Patrick Glaser: The acquisition aligns with Patheon’s comprehensive M&A strategy to acquire global pharmaceutical development and manufacturing facilities to support expanding client needs. The Florence, SC manufacturing site complements Patheon’s existing locations and furthers Patheon’s vision to deliver the broadest integrated offering of active pharmaceutical ingredients (API) and finished dose (FD) products for clients in key regions around the world. This is an example of how Patheon is transforming as part of an effort to create new business models that provide outstanding service to clients.
CP: Would you characterize this as a capability move or a geographic one?
PG: The addition of the site in Florence brings both unique capability and geographic advantages. We gain much needed manufacturing capacity for API, in particular for highly potent compounds, while also expanding our presence in the U.S., further complementing our network of global sites.
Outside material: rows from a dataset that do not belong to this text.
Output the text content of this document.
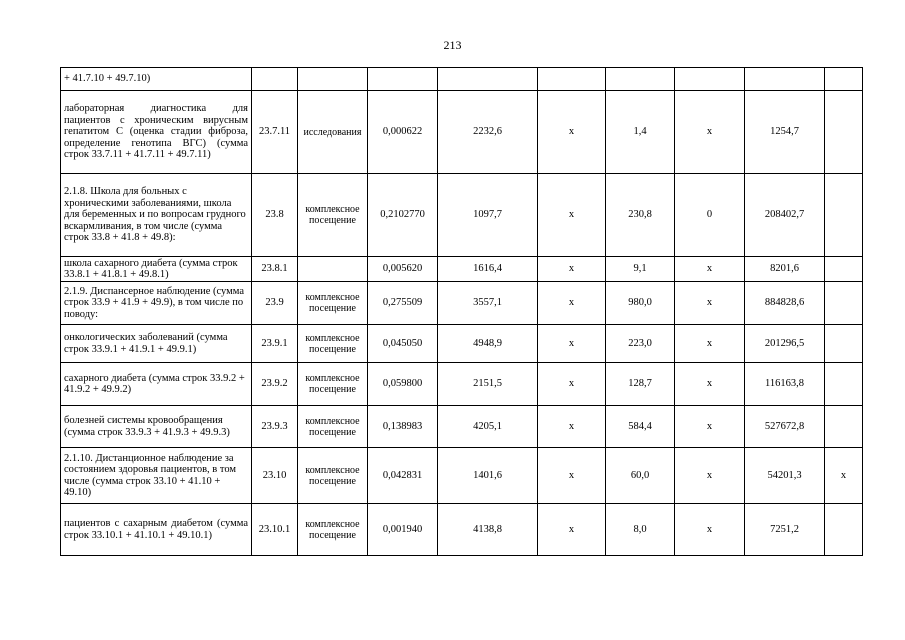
213
+ 41.7.10 + 49.7.10)									
лабораторная диагностика для пациентов с хроническим вирусным гепатитом С (оценка стадии фиброза, определение генотипа ВГС) (сумма строк 33.7.11 + 41.7.11 + 49.7.11)	23.7.11	исследования	0,000622	2232,6	х	1,4	х	1254,7	
2.1.8. Школа для больных с хроническими заболеваниями, школа для беременных и по вопросам грудного вскармливания, в том числе (сумма строк 33.8 + 41.8 + 49.8):	23.8	комплексное посещение	0,2102770	1097,7	х	230,8	0	208402,7	
школа сахарного диабета (сумма строк 33.8.1 + 41.8.1 + 49.8.1)	23.8.1		0,005620	1616,4	х	9,1	х	8201,6	
2.1.9. Диспансерное наблюдение (сумма строк 33.9 + 41.9 + 49.9), в том числе по поводу:	23.9	комплексное посещение	0,275509	3557,1	х	980,0	х	884828,6	
онкологических заболеваний (сумма строк 33.9.1 + 41.9.1 + 49.9.1)	23.9.1	комплексное посещение	0,045050	4948,9	х	223,0	х	201296,5	
сахарного диабета (сумма строк 33.9.2 + 41.9.2 + 49.9.2)	23.9.2	комплексное посещение	0,059800	2151,5	х	128,7	х	116163,8	
болезней системы кровообращения (сумма строк 33.9.3 + 41.9.3 + 49.9.3)	23.9.3	комплексное посещение	0,138983	4205,1	х	584,4	х	527672,8	
2.1.10. Дистанционное наблюдение за состоянием здоровья пациентов, в том числе (сумма строк 33.10 + 41.10 + 49.10)	23.10	комплексное посещение	0,042831	1401,6	х	60,0	х	54201,3	х
пациентов с сахарным диабетом (сумма строк 33.10.1 + 41.10.1 + 49.10.1)	23.10.1	комплексное посещение	0,001940	4138,8	х	8,0	х	7251,2	
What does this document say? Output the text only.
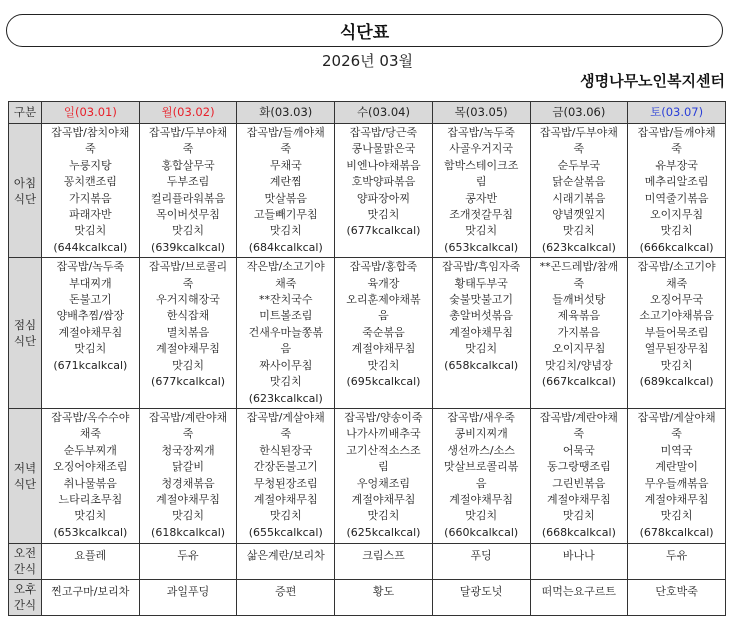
식단표
2026년 03월
생명나무노인복지센터
구분	일(03.01)	월(03.02)	화(03.03)	수(03.04)	목(03.05)	금(03.06)	토(03.07)

아침
식단

잡곡밥/참치야채
죽
누룽지탕
꽁치캔조림
가지볶음
파래자반
맛김치
(644kcalkcal)

잡곡밥/두부야채
죽
홍합살무국
두부조림
컬리플라워볶음
목이버섯무침
맛김치
(639kcalkcal)

잡곡밥/들깨야채
죽
무채국
계란찜
맛살볶음
고들빼기무침
맛김치
(684kcalkcal)

잡곡밥/당근죽
콩나물맑은국
비엔나야채볶음
호박양파볶음
양파장아찌
맛김치
(677kcalkcal)

잡곡밥/녹두죽
사골우거지국
함박스테이크조
림
콩자반
조개젓갈무침
맛김치
(653kcalkcal)

잡곡밥/두부야채
죽
순두부국
닭순살볶음
시래기볶음
양념깻잎지
맛김치
(623kcalkcal)

잡곡밥/들깨야채
죽
유부장국
메추리알조림
미역줄기볶음
오이지무침
맛김치
(666kcalkcal)

점심
식단

잡곡밥/녹두죽
부대찌개
돈불고기
양배추찜/쌈장
계절야채무침
맛김치
(671kcalkcal)

잡곡밥/브로콜리
죽
우거지해장국
한식잡채
멸치볶음
계절야채무침
맛김치
(677kcalkcal)

작은밥/소고기야
채죽
**잔치국수
미트볼조림
건새우마늘쫑볶
음
짜사이무침
맛김치
(623kcalkcal)

잡곡밥/홍합죽
육개장
오리훈제야채볶
음
죽순볶음
계절야채무침
맛김치
(695kcalkcal)

잡곡밥/흑임자죽
황태두부국
숯불맛불고기
총알버섯볶음
계절야채무침
맛김치
(658kcalkcal)

**곤드레밥/참깨
죽
들깨버섯탕
제육볶음
가지볶음
오이지무침
맛김치/양념장
(667kcalkcal)

잡곡밥/소고기야
채죽
오징어무국
소고기야채볶음
부들어묵조림
열무된장무침
맛김치
(689kcalkcal)

저녁
식단

잡곡밥/옥수수야
채죽
순두부찌개
오징어야채조림
취나물볶음
느타리초무침
맛김치
(653kcalkcal)

잡곡밥/계란야채
죽
청국장찌개
닭갈비
청경채볶음
계절야채무침
맛김치
(618kcalkcal)

잡곡밥/게살야채
죽
한식된장국
간장돈불고기
무청된장조림
계절야채무침
맛김치
(655kcalkcal)

잡곡밥/양송이죽
나가사끼배추국
고기산적소스조
림
우엉채조림
계절야채무침
맛김치
(625kcalkcal)

잡곡밥/새우죽
콩비지찌개
생선까스/소스
맛살브로콜리볶
음
계절야채무침
맛김치
(660kcalkcal)

잡곡밥/계란야채
죽
어묵국
동그랑땡조림
그린빈볶음
계절야채무침
맛김치
(668kcalkcal)

잡곡밥/게살야채
죽
미역국
계란말이
무우들깨볶음
계절야채무침
맛김치
(678kcalkcal)

오전
간식	요플레	두유	삶은계란/보리차	크림스프	푸딩	바나나	두유

오후
간식	찐고구마/보리차	과일푸딩	증편	황도	달광도넛	떠먹는요구르트	단호박죽
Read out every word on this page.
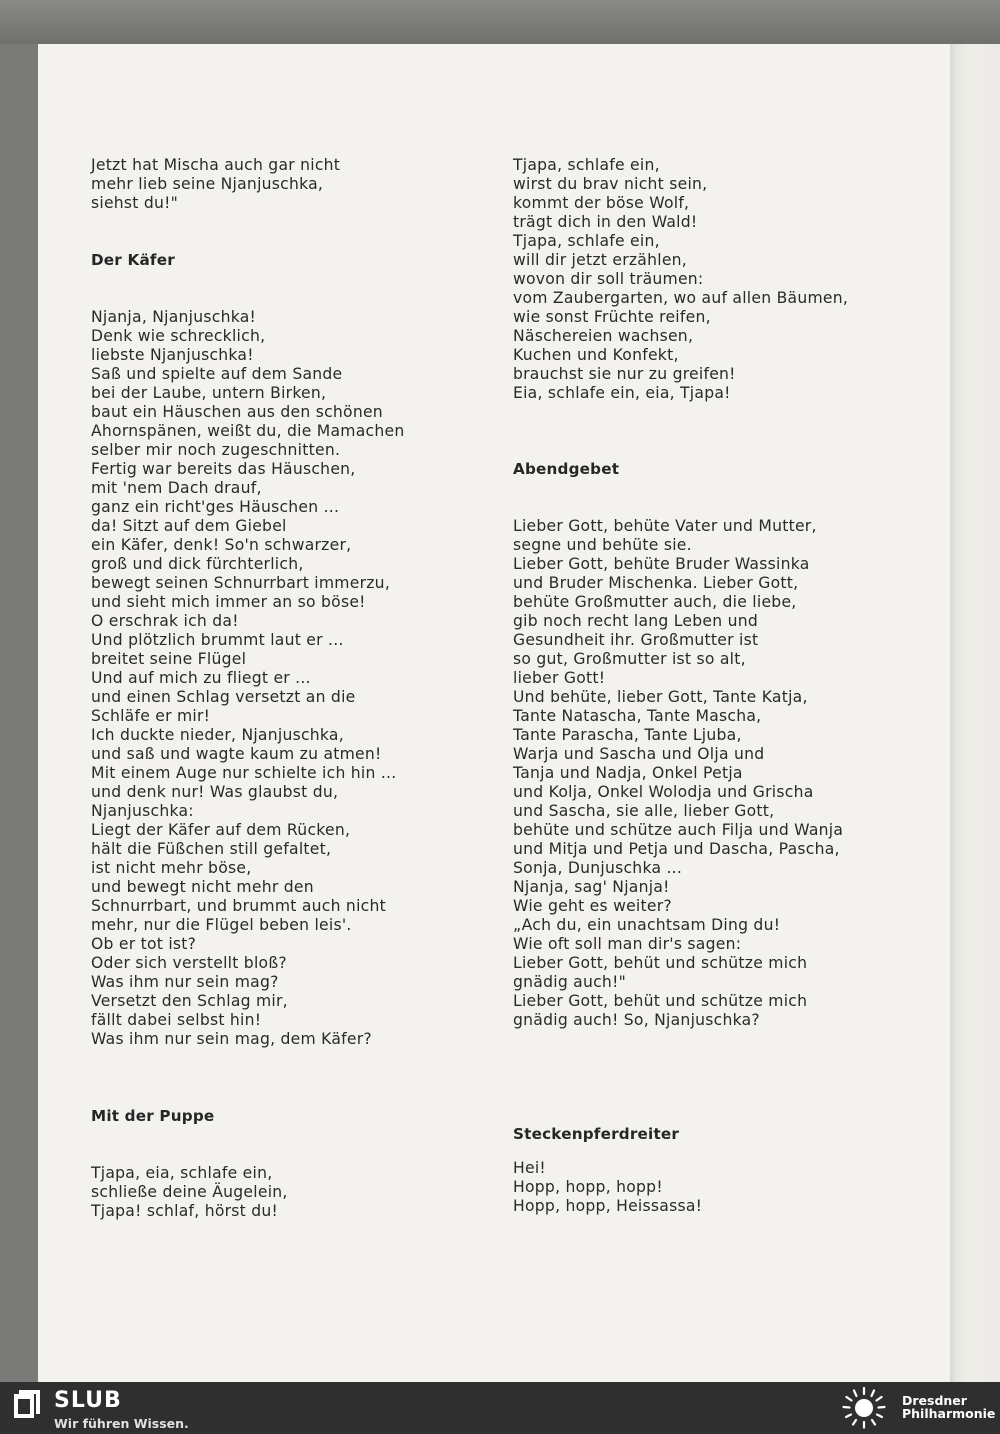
Jetzt hat Mischa auch gar nicht
mehr lieb seine Njanjuschka,
siehst du!"
Der Käfer
Njanja, Njanjuschka!
Denk wie schrecklich,
liebste Njanjuschka!
Saß und spielte auf dem Sande
bei der Laube, untern Birken,
baut ein Häuschen aus den schönen
Ahornspänen, weißt du, die Mamachen
selber mir noch zugeschnitten.
Fertig war bereits das Häuschen,
mit 'nem Dach drauf,
ganz ein richt'ges Häuschen ...
da! Sitzt auf dem Giebel
ein Käfer, denk! So'n schwarzer,
groß und dick fürchterlich,
bewegt seinen Schnurrbart immerzu,
und sieht mich immer an so böse!
O erschrak ich da!
Und plötzlich brummt laut er ...
breitet seine Flügel
Und auf mich zu fliegt er ...
und einen Schlag versetzt an die
Schläfe er mir!
Ich duckte nieder, Njanjuschka,
und saß und wagte kaum zu atmen!
Mit einem Auge nur schielte ich hin ...
und denk nur! Was glaubst du,
Njanjuschka:
Liegt der Käfer auf dem Rücken,
hält die Füßchen still gefaltet,
ist nicht mehr böse,
und bewegt nicht mehr den
Schnurrbart, und brummt auch nicht
mehr, nur die Flügel beben leis'.
Ob er tot ist?
Oder sich verstellt bloß?
Was ihm nur sein mag?
Versetzt den Schlag mir,
fällt dabei selbst hin!
Was ihm nur sein mag, dem Käfer?
Mit der Puppe
Tjapa, eia, schlafe ein,
schließe deine Äugelein,
Tjapa! schlaf, hörst du!
Tjapa, schlafe ein,
wirst du brav nicht sein,
kommt der böse Wolf,
trägt dich in den Wald!
Tjapa, schlafe ein,
will dir jetzt erzählen,
wovon dir soll träumen:
vom Zaubergarten, wo auf allen Bäumen,
wie sonst Früchte reifen,
Näschereien wachsen,
Kuchen und Konfekt,
brauchst sie nur zu greifen!
Eia, schlafe ein, eia, Tjapa!
Abendgebet
Lieber Gott, behüte Vater und Mutter,
segne und behüte sie.
Lieber Gott, behüte Bruder Wassinka
und Bruder Mischenka. Lieber Gott,
behüte Großmutter auch, die liebe,
gib noch recht lang Leben und
Gesundheit ihr. Großmutter ist
so gut, Großmutter ist so alt,
lieber Gott!
Und behüte, lieber Gott, Tante Katja,
Tante Natascha, Tante Mascha,
Tante Paraschа, Tante Ljuba,
Warja und Sascha und Olja und
Tanja und Nadja, Onkel Petja
und Kolja, Onkel Wolodja und Grischa
und Sascha, sie alle, lieber Gott,
behüte und schütze auch Filja und Wanja
und Mitja und Petja und Dascha, Pascha,
Sonja, Dunjuschka ...
Njanja, sag' Njanja!
Wie geht es weiter?
„Ach du, ein unachtsam Ding du!
Wie oft soll man dir's sagen:
Lieber Gott, behüt und schütze mich
gnädig auch!"
Lieber Gott, behüt und schütze mich
gnädig auch! So, Njanjuschka?
Steckenpferdreiter
Hei!
Hopp, hopp, hopp!
Hopp, hopp, Heissassa!
SLUB
Wir führen Wissen.
Dresdner
Philharmonie
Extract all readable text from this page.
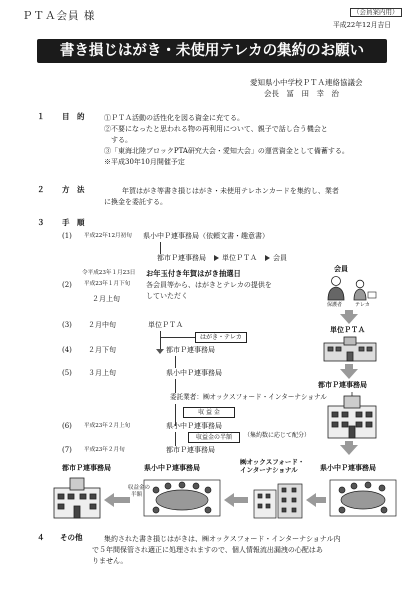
ＰＴＡ会員 様	（会員案内用）
平成22年12月吉日
書き損じはがき・未使用テレカの集約のお願い
愛知県小中学校ＰＴＡ連絡協議会
会長　冨　田　幸　治
１ 目　的	①ＰＴＡ活動の活性化を図る資金に充てる。
②不要になったと思われる物の再利用について、親子で話し合う機会と
　する。
③「東海北陸ブロックPTA研究大会・愛知大会」の運営資金として備蓄する。
※平成30年10月開催予定
２ 方　法	年賀はがき等書き損じはがき・未使用テレホンカードを集約し、業者
に換金を委託する。
３ 手　順
(1) 平成22年12月初旬 県小中Ｐ連事務局（依頼文書・趣意書）
都市Ｐ連事務局 単位ＰＴＡ 会員
令平成23年１月23日
(2) 平成23年１月下旬
２月上旬
お年玉付き年賀はがき抽選日
各会員等から、はがきとテレカの提供を
していただく
(3) ２月中旬	単位ＰＴＡ
はがき・テレカ
(4) ２月下旬	都市Ｐ連事務局
(5) ３月上旬	県小中Ｐ連事務局
委託業者：㈱オックスフォード・インターナショナル
収 益 金
(6) 平成23年２月上旬	県小中Ｐ連事務局
収益金の半額	（集約数に応じて配分）
(7) 平成23年２月旬	都市Ｐ連事務局
会員
保護者	テレカ
単位ＰＴＡ
都市Ｐ連事務局
都市Ｐ連事務局	県小中Ｐ連事務局
㈱オックスフォード・
インターナショナル	県小中Ｐ連事務局
収益金の
半額
４ その他	集約された書き損じはがきは、㈱オックスフォード・インターナショナル内
で５年間保管され適正に処理されますので、個人情報流出漏洩の心配はあ
りません。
We now have three sites in the U.S., all of which will enhance our capacity to meet our clients’ needs and expand capabilities.
CP: Can you provide any details regarding the supply agreement with Roche?
PG: The deal includes a multi-year supply agreement for the Roche products that are currently produced at the Florence site. Patheon will continue to produce these products for Roche. The agreement will help to ensure continuity in the supply of high quality products, which is good for Patheon, Roche, our partners and patients.
CP: What sort of client base or provider deals are you looking to pursue?
PG: We will continue to serve a broad range of clients from major global pharmaceutical companies to mid-size pharma as well as the growing segment of start-up companies.
CP: What are some of the services that you’ve added with acquisition?
PG: We will gain approximately 200 skilled professionals to support small and large-scale API production, expand capabilities in solid-state chemistry, including a center of excellence for micronization and future spray drying. The site also enhances our analytical capabilities and our ability to handle highly potent compounds.
CP: What’s the immediate vision for this site, and what’s Patheon’s future outlook?
PG: The deal is expected to close within 60 days, and Patheon will execute its comprehensive integration playbook—the result of an aggressive M&A strategy over the last five years—to quickly and seamlessly assimilate the site and employees into our global network. Upon closing we will immediately begin transferring products to fill the available capacity at the site while leveraging the newly gained competency in solid-state chemistry and HPAPI. Patheon is singularly focused on driving continuous improvement and superior quality in all that we do. The acquisition of the Florence site further enhances our abilities to meet our clients’ supply chain needs.
CP: Is Patheon looking at other regions or services to add?
PG: We have a history of making strategic acquisitions, and intend to continue to take advantage of opportunities going forward in small molecule formulation and production, as well as parenteral and biologics facilities. Geographically, we’d like to expand our footprint in Europe where we’d like to strengthen our oral solid dose capacity.